Viral quasispecies comparison
Once the within-species samples were noise-minimized and standardized to equal depths, they were ready for comparison using the "vqscompare" function (Fig. 1d). This function aggregates the prepared read alignments of the listed samples, initially identifying shared haplotypes between them, and then visualizes the proportion of unique haplotypes for each sample as a color-coded bar plot. In addition, it reclassifies haplotypes into new operational taxonomic units (OTUs) based on the genetic distance matrix, utilizing the "dist.dna" function in ape v5.7.159, from the SNV alignment extracted from the pooled read alignment. In detail, the distance matrix is transformed into dissimilarity coordinates, which are subsequently clustered into new OTUs using classical multidimensional scaling and k-means clustering, respectively, through the "cmdscale" and "kmeans" functions in stats v4.3.160. The number of OTUs or clusters of genetically closely related haplotypes must be customized by specifying the number of clusters (k). The proportions of OTUs are also depicted in a color-coded bar plot. The clustering scheme of OTUs, along with major haplotypes within them, is illustrated with corresponding colors in multidimensional scale (MDS) plots (Fig. 1d). All resulting plots are generated using ggplot2 v3.4.461.

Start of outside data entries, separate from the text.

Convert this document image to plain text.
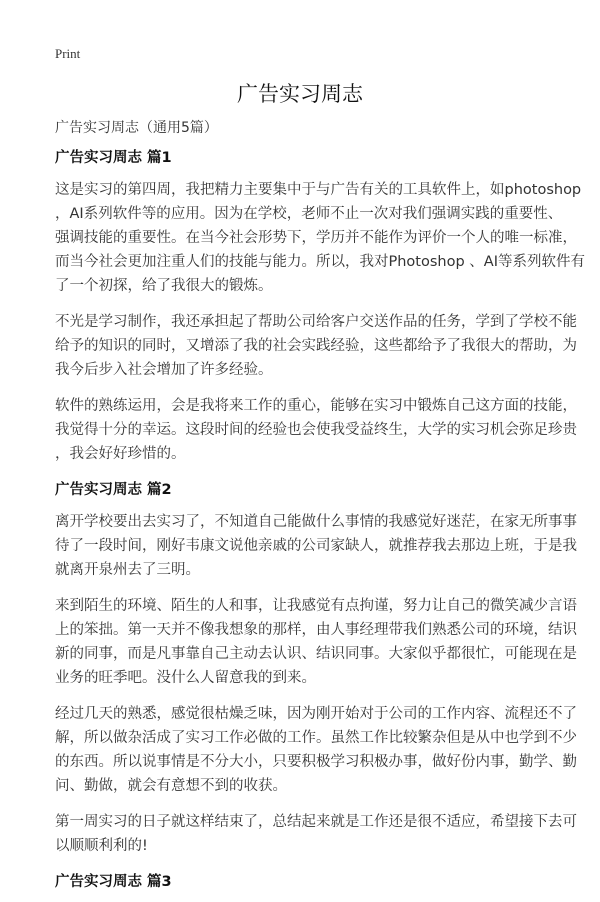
Print
广告实习周志
广告实习周志（通用5篇）
广告实习周志 篇1
这是实习的第四周，我把精力主要集中于与广告有关的工具软件上，如photoshop
，AI系列软件等的应用。因为在学校，老师不止一次对我们强调实践的重要性、
强调技能的重要性。在当今社会形势下，学历并不能作为评价一个人的唯一标准，
而当今社会更加注重人们的技能与能力。所以，我对Photoshop 、AI等系列软件有
了一个初探，给了我很大的锻炼。
不光是学习制作，我还承担起了帮助公司给客户交送作品的任务，学到了学校不能
给予的知识的同时，又增添了我的社会实践经验，这些都给予了我很大的帮助，为
我今后步入社会增加了许多经验。
软件的熟练运用，会是我将来工作的重心，能够在实习中锻炼自己这方面的技能，
我觉得十分的幸运。这段时间的经验也会使我受益终生，大学的实习机会弥足珍贵
，我会好好珍惜的。
广告实习周志 篇2
离开学校要出去实习了，不知道自己能做什么事情的我感觉好迷茫，在家无所事事
待了一段时间，刚好韦康文说他亲戚的公司家缺人，就推荐我去那边上班，于是我
就离开泉州去了三明。
来到陌生的环境、陌生的人和事，让我感觉有点拘谨，努力让自己的微笑减少言语
上的笨拙。第一天并不像我想象的那样，由人事经理带我们熟悉公司的环境，结识
新的同事，而是凡事靠自己主动去认识、结识同事。大家似乎都很忙，可能现在是
业务的旺季吧。没什么人留意我的到来。
经过几天的熟悉，感觉很枯燥乏味，因为刚开始对于公司的工作内容、流程还不了
解，所以做杂活成了实习工作必做的工作。虽然工作比较繁杂但是从中也学到不少
的东西。所以说事情是不分大小，只要积极学习积极办事，做好份内事，勤学、勤
问、勤做，就会有意想不到的收获。
第一周实习的日子就这样结束了，总结起来就是工作还是很不适应，希望接下去可
以顺顺利利的!
广告实习周志 篇3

Apart from the comparative plots, the "vqscompare" function offers several other valuable outputs for in-depth investigation. These include noise-minimized down-sampled read and SNV alignments for all samples, along with classified haplotype and OTU identifications. Additionally, the nine quasispecies diversity metrics for each sample, computed using QSutils v1.18.058, are tabulated. Another set of metrics are calculated based on consensus reads and read frequencies of each OTU, rather than haplotypes, to simplify the diversity quantification in a larger scale.
To exemplify such comparative features for our examples, noise-minimized down-sampled alignments of each selected gene and viral species, prepared by the "vqsassess" function, are listed as input for individual "vqscompare" analyses. The number of clusters (k) for OTU classification via k-means clustering was set to 10 for every run. The resulting summary plot was used to illustrate the dynamics of viral quasispecies diversity across different example scenarios, ranging from short-term (hours to days in HIV and SARS-CoV-2 datasets) to long-term (months to years in HCV and HBV datasets) longitudinal samples, as well as samples from the same outbreak cohort (IAV dataset).